Adds a MySQL query to the report that can be used for further debugging.

--only_pks #

optional

When reporting missing rows, only show primary keys in the report.

keyspace.workflow #

mandatory

Name of target keyspace and the associated workflow to run VDiff on.

Example #

$ vtctlclient VDiff customer.commerce2customer

Summary for corder: {ProcessedRows:10 MatchingRows:10 MismatchedRows:0 ExtraRowsSource:0 ExtraRowsTarget:0}
Summary for customer: {ProcessedRows:11 MatchingRows:11 MismatchedRows:0 ExtraRowsSource:0 ExtraRowsTarget:0}

Using VDiff With Huge Tables #

Currently VDiff runs within vtctld. Each VDiff will stream rows from all sources and targets and then compare them row by row after assembling the rows in order. Since there are no database transactions, VDiff will run much faster than the actual workflow. However, for huge tables (billions of rows or terabytes in size) this can take several hours or even days depending on the number of rows, row composition, server configurations and the topology of the cluster. If your sources and/or targets are across multiple cells, for example, this can slow down the VDiff considerably.

Actual VDiff speeds are of course dependent on several factors in your cluster. But as a reference, we have seen VDiffs run as fast as 400mrph (million rows per hour) (~9B rows/day) for tables with short rows, or as slow as 60mrph (~1.5B rows/day), for tables with larger width and complex columns.

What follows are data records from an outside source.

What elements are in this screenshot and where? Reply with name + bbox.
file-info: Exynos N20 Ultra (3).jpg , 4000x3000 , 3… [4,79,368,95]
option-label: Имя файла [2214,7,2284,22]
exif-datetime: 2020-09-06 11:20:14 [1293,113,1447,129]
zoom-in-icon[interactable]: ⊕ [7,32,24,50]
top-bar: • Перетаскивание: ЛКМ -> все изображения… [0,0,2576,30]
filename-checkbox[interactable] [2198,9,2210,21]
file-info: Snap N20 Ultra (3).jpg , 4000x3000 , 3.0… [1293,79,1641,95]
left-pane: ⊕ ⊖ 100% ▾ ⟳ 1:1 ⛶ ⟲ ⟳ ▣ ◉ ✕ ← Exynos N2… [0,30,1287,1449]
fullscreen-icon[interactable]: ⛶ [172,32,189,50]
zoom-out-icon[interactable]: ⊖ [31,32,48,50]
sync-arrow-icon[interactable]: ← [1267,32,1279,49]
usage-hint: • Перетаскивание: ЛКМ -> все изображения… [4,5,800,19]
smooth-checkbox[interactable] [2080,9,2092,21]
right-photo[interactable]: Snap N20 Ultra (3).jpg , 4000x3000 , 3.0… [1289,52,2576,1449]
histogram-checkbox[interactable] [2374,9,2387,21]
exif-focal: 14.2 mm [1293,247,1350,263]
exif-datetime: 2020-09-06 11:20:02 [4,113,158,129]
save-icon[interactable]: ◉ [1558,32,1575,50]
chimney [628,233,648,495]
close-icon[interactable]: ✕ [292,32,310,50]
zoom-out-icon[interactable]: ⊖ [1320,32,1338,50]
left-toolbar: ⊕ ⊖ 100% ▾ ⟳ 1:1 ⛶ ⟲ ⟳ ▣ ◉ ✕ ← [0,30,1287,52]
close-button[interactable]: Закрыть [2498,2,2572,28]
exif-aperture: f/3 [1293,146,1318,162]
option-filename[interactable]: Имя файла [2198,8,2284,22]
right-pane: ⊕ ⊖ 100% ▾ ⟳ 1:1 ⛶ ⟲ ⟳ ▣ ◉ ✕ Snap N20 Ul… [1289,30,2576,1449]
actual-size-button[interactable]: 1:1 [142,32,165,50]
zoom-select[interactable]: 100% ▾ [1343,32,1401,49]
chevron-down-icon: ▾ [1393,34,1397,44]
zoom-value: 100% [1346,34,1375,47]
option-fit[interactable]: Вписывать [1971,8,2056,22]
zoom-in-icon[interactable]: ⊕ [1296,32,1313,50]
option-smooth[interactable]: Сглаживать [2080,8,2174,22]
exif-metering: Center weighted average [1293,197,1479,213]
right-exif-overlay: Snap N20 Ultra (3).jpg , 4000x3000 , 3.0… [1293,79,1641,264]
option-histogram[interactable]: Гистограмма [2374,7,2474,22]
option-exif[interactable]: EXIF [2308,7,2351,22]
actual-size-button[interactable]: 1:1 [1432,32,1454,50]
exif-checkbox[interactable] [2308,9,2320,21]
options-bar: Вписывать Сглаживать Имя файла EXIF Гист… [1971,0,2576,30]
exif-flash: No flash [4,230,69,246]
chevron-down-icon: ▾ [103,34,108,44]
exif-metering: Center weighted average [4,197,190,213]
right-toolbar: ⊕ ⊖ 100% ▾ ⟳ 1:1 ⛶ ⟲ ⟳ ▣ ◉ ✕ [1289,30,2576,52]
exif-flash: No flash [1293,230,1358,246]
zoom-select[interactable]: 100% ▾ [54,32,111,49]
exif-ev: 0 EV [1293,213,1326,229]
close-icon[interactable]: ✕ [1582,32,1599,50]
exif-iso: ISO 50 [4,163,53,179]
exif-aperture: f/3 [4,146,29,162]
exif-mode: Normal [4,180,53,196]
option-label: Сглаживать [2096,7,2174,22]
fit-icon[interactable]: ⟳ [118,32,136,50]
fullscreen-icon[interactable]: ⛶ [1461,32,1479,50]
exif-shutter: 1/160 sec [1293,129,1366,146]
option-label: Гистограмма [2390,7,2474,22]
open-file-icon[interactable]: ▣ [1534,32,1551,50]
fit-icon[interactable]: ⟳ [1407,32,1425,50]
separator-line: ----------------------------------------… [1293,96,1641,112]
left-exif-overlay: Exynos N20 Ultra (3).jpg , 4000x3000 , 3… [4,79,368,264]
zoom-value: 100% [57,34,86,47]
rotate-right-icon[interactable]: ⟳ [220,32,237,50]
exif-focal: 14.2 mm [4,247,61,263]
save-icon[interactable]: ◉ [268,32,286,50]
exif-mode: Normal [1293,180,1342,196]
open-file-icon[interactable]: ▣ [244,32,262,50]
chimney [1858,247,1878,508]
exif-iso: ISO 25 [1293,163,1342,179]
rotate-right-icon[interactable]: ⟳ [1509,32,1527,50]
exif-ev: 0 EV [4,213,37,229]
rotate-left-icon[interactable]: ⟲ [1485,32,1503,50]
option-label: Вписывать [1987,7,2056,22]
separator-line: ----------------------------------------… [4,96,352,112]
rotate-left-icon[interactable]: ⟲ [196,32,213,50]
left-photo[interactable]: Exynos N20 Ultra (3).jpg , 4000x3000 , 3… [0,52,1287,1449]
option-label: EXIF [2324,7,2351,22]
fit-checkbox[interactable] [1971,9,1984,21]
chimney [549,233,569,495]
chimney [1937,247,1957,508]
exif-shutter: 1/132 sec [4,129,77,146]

You may need to use one or more of the following recommendations while running long VDiffs:

  • If VDiff takes more than an hour vtctlclient will hit grpc/http timeouts of 1 hour. In that case you can use vtctl (the bundled vctlclient + vtctld) instead.
  • VDiff also synchronizes sources and targets to get consistent snapshots. If you have a high write QPS then you may encounter timeouts during the sync. Use higher values of --filtered_replication_wait_time to prevent that, for example --filtered_replication_wait_time=4h.
  • If VDiff takes more than a day set the --wait-time parameter, which is the maximum time a vtctl command can run for, to a value comfortably higher than the expected run time, for example --wait-time=168h.
  • You can follow the progress of the command by tailing the vtctld logs. VDiff logs progress every 10 million rows. This can also give you an early indication of how long it will run for, allowing you to increase your settings if needed.

Note #

  • There is no throttling, so you might see an increased lag in the replica used as the source.
  • VDiff is currently not resumable, so any timeouts or errors mean that you will need to rerun the entire VDiff again.
  • VDiff runs one table at a time.
VDiff v2, which addresses these issues, is now production-ready and we recommend you use that instead.